On the other hand, the Big Four as a whole seem to be in decline at the same time as a younger generation rises to take their place. One need not look further than the fact that both Roger Federer and Rafael Nadal missed the French Open and earlier stretches of this season. Nadal will miss Wimbledon as well. In addition, this week Dominic Thiem recorded his second win over Federer this season. A semifinalist at Roland Garros, Thiem is the NextGen’s brightest star and a tangible example of a flourishing crop of young players.
Amidst these shifting tides, the tour arrives at the grass season. This weeks-long stretch sandwiched between the clay and hard-court seasons (and, this year, the Olympics), grass season favors a particular type of player. Those big servers and chip-and-chargers, those that hit a flat ball, they live for this brief stretch.

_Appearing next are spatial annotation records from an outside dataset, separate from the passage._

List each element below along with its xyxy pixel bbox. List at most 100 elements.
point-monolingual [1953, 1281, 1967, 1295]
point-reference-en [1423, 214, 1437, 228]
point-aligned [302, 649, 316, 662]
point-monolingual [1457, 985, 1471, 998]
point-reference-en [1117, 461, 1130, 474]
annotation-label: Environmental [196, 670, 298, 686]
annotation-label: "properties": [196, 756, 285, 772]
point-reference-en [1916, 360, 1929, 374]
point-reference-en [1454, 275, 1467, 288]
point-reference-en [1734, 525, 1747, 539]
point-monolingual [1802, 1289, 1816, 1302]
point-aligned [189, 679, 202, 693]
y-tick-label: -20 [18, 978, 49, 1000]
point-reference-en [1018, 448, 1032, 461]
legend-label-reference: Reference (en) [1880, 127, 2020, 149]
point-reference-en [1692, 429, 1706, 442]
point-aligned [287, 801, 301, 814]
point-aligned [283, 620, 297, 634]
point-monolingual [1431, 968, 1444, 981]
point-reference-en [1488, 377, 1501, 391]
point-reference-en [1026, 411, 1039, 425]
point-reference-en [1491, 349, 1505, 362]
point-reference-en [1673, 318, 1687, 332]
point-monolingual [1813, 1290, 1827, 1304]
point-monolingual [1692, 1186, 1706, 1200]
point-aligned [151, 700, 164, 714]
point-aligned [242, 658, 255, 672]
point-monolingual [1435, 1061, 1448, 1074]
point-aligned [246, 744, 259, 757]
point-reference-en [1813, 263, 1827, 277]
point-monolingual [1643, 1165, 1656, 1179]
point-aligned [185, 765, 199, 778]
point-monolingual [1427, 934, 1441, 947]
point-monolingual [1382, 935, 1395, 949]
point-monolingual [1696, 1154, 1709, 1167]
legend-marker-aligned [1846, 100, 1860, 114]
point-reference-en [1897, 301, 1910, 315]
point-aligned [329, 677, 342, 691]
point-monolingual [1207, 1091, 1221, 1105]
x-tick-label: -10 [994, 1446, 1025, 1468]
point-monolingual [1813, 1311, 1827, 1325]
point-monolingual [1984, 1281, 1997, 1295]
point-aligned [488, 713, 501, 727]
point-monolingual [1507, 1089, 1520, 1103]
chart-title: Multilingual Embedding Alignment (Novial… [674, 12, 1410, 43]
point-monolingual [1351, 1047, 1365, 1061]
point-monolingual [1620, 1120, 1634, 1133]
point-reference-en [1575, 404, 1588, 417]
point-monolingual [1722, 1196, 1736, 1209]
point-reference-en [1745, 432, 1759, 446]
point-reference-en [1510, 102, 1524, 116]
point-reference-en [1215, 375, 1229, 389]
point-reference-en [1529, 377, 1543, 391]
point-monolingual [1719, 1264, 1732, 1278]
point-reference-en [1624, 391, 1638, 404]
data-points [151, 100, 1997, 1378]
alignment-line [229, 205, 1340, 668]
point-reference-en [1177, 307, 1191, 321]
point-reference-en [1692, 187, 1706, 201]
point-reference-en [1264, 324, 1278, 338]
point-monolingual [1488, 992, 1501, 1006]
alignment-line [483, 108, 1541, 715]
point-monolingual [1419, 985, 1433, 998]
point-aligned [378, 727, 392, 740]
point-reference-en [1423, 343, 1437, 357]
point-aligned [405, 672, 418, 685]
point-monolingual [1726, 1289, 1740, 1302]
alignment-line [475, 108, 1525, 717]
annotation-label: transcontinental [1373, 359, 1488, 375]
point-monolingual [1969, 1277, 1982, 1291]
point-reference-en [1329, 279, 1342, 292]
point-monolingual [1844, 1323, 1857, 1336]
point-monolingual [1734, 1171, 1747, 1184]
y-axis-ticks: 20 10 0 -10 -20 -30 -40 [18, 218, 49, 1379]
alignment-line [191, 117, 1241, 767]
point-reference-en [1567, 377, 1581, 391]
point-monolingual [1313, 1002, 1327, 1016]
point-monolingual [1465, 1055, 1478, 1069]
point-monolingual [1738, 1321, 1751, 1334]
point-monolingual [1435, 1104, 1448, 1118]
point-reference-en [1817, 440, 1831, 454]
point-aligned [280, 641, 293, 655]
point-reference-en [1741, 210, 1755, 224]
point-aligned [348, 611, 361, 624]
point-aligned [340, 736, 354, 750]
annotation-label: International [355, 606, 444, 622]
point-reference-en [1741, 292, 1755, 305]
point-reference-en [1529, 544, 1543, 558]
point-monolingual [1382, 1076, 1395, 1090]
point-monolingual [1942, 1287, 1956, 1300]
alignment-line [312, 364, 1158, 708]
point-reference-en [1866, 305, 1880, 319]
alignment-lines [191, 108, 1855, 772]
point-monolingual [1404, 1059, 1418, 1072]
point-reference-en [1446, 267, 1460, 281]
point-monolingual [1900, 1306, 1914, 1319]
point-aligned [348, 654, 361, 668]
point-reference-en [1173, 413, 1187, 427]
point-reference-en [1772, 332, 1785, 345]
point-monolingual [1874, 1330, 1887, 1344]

The results from the first week of the grass season reflect both the micro story of grass’s suitability to a particular style and the macro story of changes in the games leaders. As the tour moves to London and Halle, Germany this week, look for both of these storylines to emerge.
Thiem triumphs in Stuttgart
Dominic Thiem avenged an earlier loss to Philipp Kohlschreiber this season in Munich by defeating the German in three sets in the final of the Mercedes Cup in Stuttgart, 6-7(2), 6-4, 6-4. A strong clay court player, Thiem recorded his first win on grass this week and defeated Roger Federer on the way to the title. Thiem, coming off a strong showing at Roland Garros, said he arrived for the beginning of the grass season “without any expectations.” Thiem is the ninth active player to win titles on three surfaces in the same year. A new addition to the top ten, if Thiem can continue to find success on various surfaces, he should be a threat (and likely a Slam winner) in years to come.
Mahut repeats as champion in ‘s-Hertogenbosch
Nicolas Mahut has a particular relationship with grass courts. Known for playing the longest match in history at Wimbledon 2010, Mahut has an affinity for the lawns that transcends that match—all of his four career singles titles have come on grass. Recently ranked the world’s best doubles player, Mahut used his strong serve and volleys to take the title in ‘s-Hertogenbosch, Netherlands over Gilles Muller, 6-4, 6-4. Mahut’s history on grass serves as a salient example of how grass can fit well with a particular style of play. Muller also has done well on grass, historically. Look for players like these along with big servers (Ivo Karlovic, John Isner) and great volleyers (Feliciano Lopez) to do well this grass season.